Es ist an einem Montagmorgen in Berlin als ich das Buch in der Post habe. Die Stadt entwickelt gerade ihren Alltagslärm und der typische Duft strömt durch das leicht geöffnete Fenster. Ich beginne zu lesen. „Wir vergessen nicht, wir gehen tanzen“ als ich diesen Titel das erste Mal höre, muss ich sofort an ein Video auf Youtube denken. Ein Holocaustüberlebender tanzt mit seinen Verwandten vor den Toren von Auschwitz zu „I will survive“ 

Das Cover des Buches ist sehr bunt und einladend. Es sprüht förmlich vor Energie. Darauf sind Berlin und Israel mit tanzenden Menschen zu sehen. 
>>Sag heute noch jemanden, dass du ihn liebst<< „Begegnungen im Hier und Jetzt“ Die erste hervorgehobene Unterschrift bei der Inhaltsangabe. 

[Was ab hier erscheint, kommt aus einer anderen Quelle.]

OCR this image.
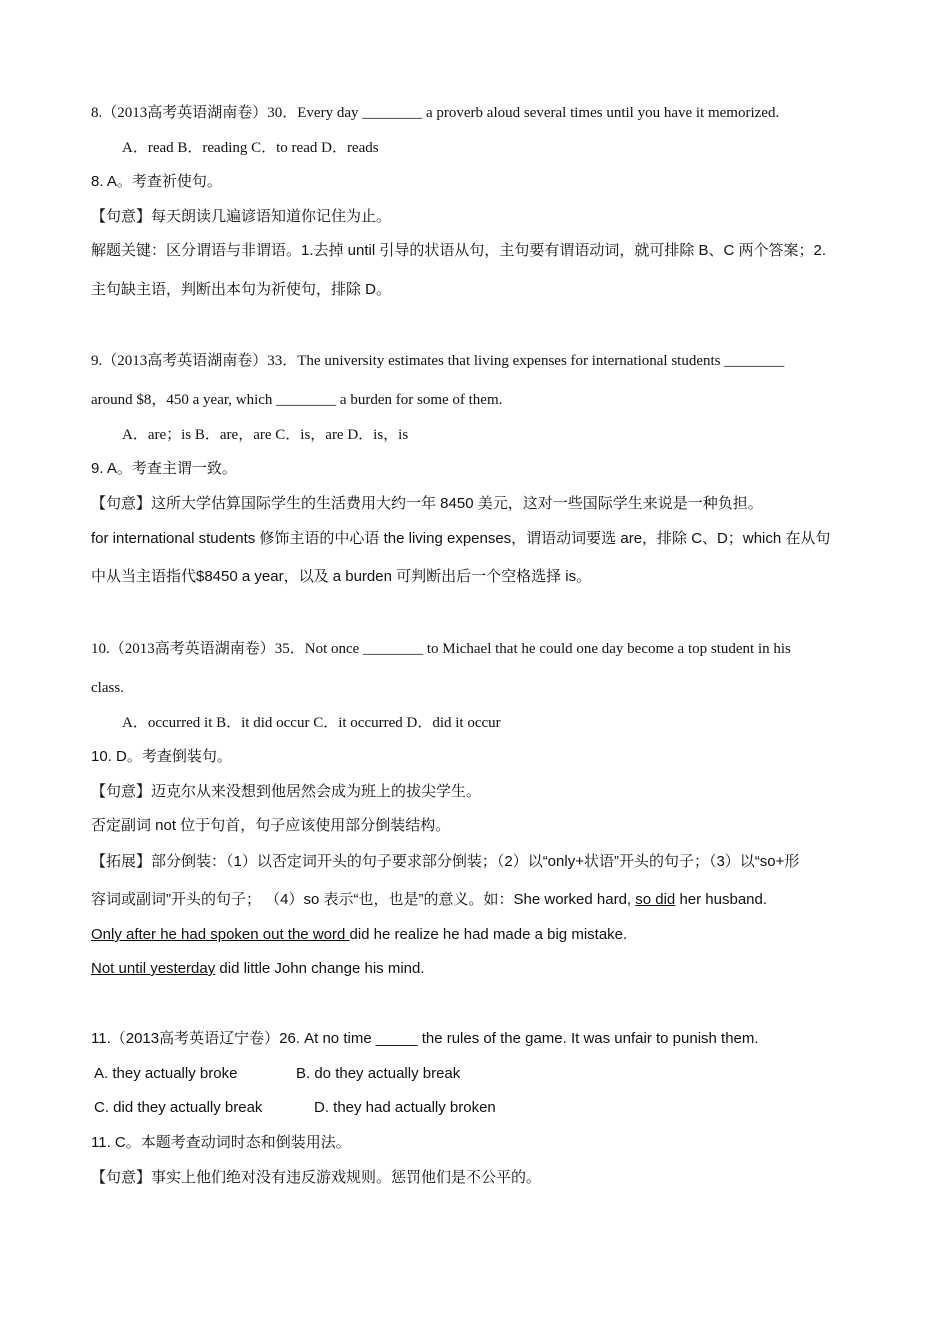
8.（2013高考英语湖南卷）30．Every day ________ a proverb aloud several times until you have it memorized.
A．read B．reading C．to read D．reads
8. A。考查祈使句。
【句意】每天朗读几遍谚语知道你记住为止。
解题关键：区分谓语与非谓语。1.去掉 until 引导的状语从句，主句要有谓语动词，就可排除 B、C 两个答案；2.
主句缺主语，判断出本句为祈使句，排除 D。
9.（2013高考英语湖南卷）33．The university estimates that living expenses for international students ________
around $8，450 a year, which ________ a burden for some of them.
A．are；is B．are，are C．is，are D．is，is
9. A。考查主谓一致。
【句意】这所大学估算国际学生的生活费用大约一年 8450 美元，这对一些国际学生来说是一种负担。
for international students 修饰主语的中心语 the living expenses，谓语动词要选 are，排除 C、D；which 在从句
中从当主语指代$8450 a year，以及 a burden 可判断出后一个空格选择 is。
10.（2013高考英语湖南卷）35．Not once ________ to Michael that he could one day become a top student in his
class.
A．occurred it B．it did occur C．it occurred D．did it occur
10. D。考查倒装句。
【句意】迈克尔从来没想到他居然会成为班上的拔尖学生。
否定副词 not 位于句首，句子应该使用部分倒装结构。
【拓展】部分倒装：（1）以否定词开头的句子要求部分倒装；（2）以“only+状语”开头的句子；（3）以“so+形
容词或副词”开头的句子； （4）so 表示“也，也是”的意义。如：She worked hard, so did her husband.
Only after he had spoken out the word did he realize he had made a big mistake.
Not until yesterday did little John change his mind.
11.（2013高考英语辽宁卷）26. At no time _____ the rules of the game. It was unfair to punish them.
A. they actually broke	B. do they actually break
C. did they actually break	D. they had actually broken
11. C。本题考查动词时态和倒装用法。
【句意】事实上他们绝对没有违反游戏规则。惩罚他们是不公平的。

„Warum eigentlich nicht?“Ich nutze  Facebook und teile das Buch und diesen Satz. Mehrmals wird es geliket, Dialoge bilden sich über und Mails kommen dazu. Es geht um das Aussprechen eines tiefen Gefühls, aber auch die Verarbeitung des Holocaust. Kaum begonnen bewegt das Buch also schon. Erstaunlich. 

Ich sitze längst in der U-Bahn zur Arbeit als ich das Vorwort der beiden Herausgeber Norbert Kron und Amichai Shalev lese und ein Lächeln huscht über meine Lippen. 

>>>“Immer sind es die Schicksale einzelner Menschen, die die faszinierenden Geschichten erzählen, Geschichten, die sich in Büchern oft wie erfunden anhören. Wie diese zum Beispiel, die sich vor ein paar Jahren ereignete. Sie handelt von einem Mann, der zu einem der größten Stars auf Youtube avancierte, zu einer Art Popstar, der mit seinem Tanz Millionen von Usern begeisterte und verstörte, und das im Alter von 90 Jahren. Andolek Kohn war nämlich nach Auschwitz, Theresienstadt und zu anderen anderen Konzentrationslager gefahren, um dort vor den Toren zu Gloria Gaynours weltberühmten Dancefloor „I will survive“ zu tanzen, zusammen mit seiner Familie…“<<<
Genau das hatte ich vor dem Aufschlagen gedacht. War es falsch nun darüber zu schmunzeln?

 Ist tanzen zur Verarbeitung genau richtig oder ein Schritt zu weit?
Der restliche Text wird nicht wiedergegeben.